Первым, кто из партизан обратил внимание на политическую ориентацию Лидии Лисовской, был Николай Гнидюк, который установил, что из ненависти к фашистам она отравила одного из квартирантов — немецкого офицера. А когда партизаны подселили к ней Пауля Зиберта, она призналась Гнидюку, что хотела отравить и нового квартиранта. Только после этого Центр разрешил Кузнецову признаться хозяйке, кто он есть на самом деле. В один из вечеров он, мило улыбнувшись, ошарашил ее паролем: «Привет от Попова».
Лидия чуть не упала в обморок. Она бросилась ему на шею и зарыдала…

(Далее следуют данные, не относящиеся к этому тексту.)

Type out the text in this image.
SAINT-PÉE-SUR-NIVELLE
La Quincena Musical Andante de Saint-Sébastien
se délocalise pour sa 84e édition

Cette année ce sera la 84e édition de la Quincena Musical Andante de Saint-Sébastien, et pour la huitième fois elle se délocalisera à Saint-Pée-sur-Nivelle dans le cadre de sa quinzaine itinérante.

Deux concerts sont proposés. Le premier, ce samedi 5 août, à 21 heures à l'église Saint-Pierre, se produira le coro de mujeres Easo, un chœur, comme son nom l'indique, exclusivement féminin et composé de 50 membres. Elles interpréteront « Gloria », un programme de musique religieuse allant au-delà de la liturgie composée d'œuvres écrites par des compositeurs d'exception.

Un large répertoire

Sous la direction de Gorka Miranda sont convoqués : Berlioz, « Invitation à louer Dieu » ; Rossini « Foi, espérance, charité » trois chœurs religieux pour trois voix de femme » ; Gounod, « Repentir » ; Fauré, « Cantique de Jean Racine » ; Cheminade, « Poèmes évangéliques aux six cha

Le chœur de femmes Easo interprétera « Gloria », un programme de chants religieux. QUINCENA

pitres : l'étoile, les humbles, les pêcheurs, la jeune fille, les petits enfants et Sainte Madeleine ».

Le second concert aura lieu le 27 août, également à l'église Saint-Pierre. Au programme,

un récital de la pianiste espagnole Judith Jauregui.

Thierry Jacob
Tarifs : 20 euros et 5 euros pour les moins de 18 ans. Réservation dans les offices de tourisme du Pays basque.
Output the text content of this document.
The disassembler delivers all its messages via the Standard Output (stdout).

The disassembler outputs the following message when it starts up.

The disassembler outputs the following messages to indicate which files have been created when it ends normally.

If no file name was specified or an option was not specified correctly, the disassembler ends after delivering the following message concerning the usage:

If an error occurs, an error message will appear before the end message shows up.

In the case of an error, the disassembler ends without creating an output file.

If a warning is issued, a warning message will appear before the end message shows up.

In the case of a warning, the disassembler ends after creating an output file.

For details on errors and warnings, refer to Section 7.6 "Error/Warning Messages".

И вот уже в телеграмме Центру 7 мая 1943 года «Тимофей» сообщил, что «Колонист» и Лисовская Лидия Ивановна, в дальнейшем «Лис», установили дружеские доверительные отношения. Мария Микота тоже выразила желание помогать отряду. Ей был присвоен псевдоним «Майя», а у немцев она проходила потом под кличкой «Семнадцать».
С другой стороны, на них положили глаз и сотрудники местного СД, предложив им сотрудничество с целью информировать их о настроениях и разговорах в офицерской и чиновничьей среде. И они дали добро на выполнение заданий немецкой спецслужбы, потому что знали, откажись — лишатся работы или — угонят в Германию…
В отряде согласились с таким раскладом. Он им был выгоден… По существу, квартира Лисовской стала местом интересных встреч с немцами, в чем были заинтересованы и наши разведчики.
Здесь произошло знакомство Кузнецова с высоким, плотного телосложения майором войск СС — штурмбанфюрером, на обшлаге левого рукава полевой формы которого красовался черный ромб, окантованный серебром и готическими буквами «CD». Набриолиненные редкие волосы, зачесанные на ровный косой пробор, выдавали в нем педанта и аккуратиста. Когда он улыбался, сбоку на верхней челюсти сверкала платиновая фикса. Голубые глаза смотрели цепко и настороженно.
Зиберт представился первым, как и положено младшему по званию. Майор дружелюбно протянул руку, назвав себя:
— Ульрих фон Ортель.
Зиберт уже слышал эту фамилию от агента «Семнадцать» — двоюродной сестры Лисовской Марии Микоты. «Вот и новый знакомец. Кто он, чем интересен будет мне и отряду», — размышлял Николай Иванович. Он понимал, все люди разные по характеру, в том числе и враги. Одни были истинными нацистами, другие попали на фронт по мобилизации, некоторые даже испытывали неприязнь к фашизму, но все они были стянуты обручем войны и готовы были до конца сражаться с противником в лице большевиков, приютивших у себя ненавистных немцам евреев, которые оседлали даже властные структуры. Пропагандистская машина Геббельса делала с людьми свое черное дело.
Гитлер, исповедуя расовую теорию, всегда ненавидел еврейский народ и никогда не делал из этого тайны. «Мировое еврейство стремится к войне», — упрямо повторял фюрер в 1930-е годы. А позже прямо обвинил целый народ в развязывании Второй мировой войны:
После знакомства с Ульрихом фон Ортелем, внимательно изучая его облик, Кузнецов заметил в петле второй сверху пуговицы френча — трехцветную ленточку Железного креста второго класса. Это означало, что он участвовал в боях. А еще на груди у Ортеля виднелся скромный овальный серебряный с чернью и изображением рун в центре значок. На нем мелкими буквами имелась надпись: «Благодарность рейхсфюрера СС». Иногда Ортель ходил в штатском костюме. В компании, бывало, напивался до полного беспамятства, словно хотел в пьяном забытьи укрыться от чего-то опасного, трудного, глубоко переживаемого. Но все же часто удерживал себя от лишней рюмки.
«Что Ортель делает в Ровно?» — часто спрашивал себя Кузнецов. И постепенно в ходе наблюдения и общения с ним пришел к выводу, что в этом внешне невозмутимом, хорошо воспитанном, смелом и решительном человеке живет не фронтовик-окопник или каратель, измазанный кровью по локоть, а разведчик — птица крупного калибра. И вот однажды, сидя с Ортелем за столиком в ресторане, Кузнецов стал свидетелем такой сцены. Штурмбанфюрер неожиданно подозвал незнакомца и, отвернувшись от стола, что-то быстро проговорил ему на русском языке и отпустил его.
— Откуда вы так хорошо знаете русский язык? — спросил Пауль.
— Давно им занимаюсь, дорогой Зиберт. А вы что-нибудь поняли?
Кузнецов мгновенно сориентировался, что ни в коем случае нельзя говорить «нет». И вот почему — все немецкие офицеры быстро осваивали разговорную речь на западноукраинском суржике — смеси русского, украинского и польского языков.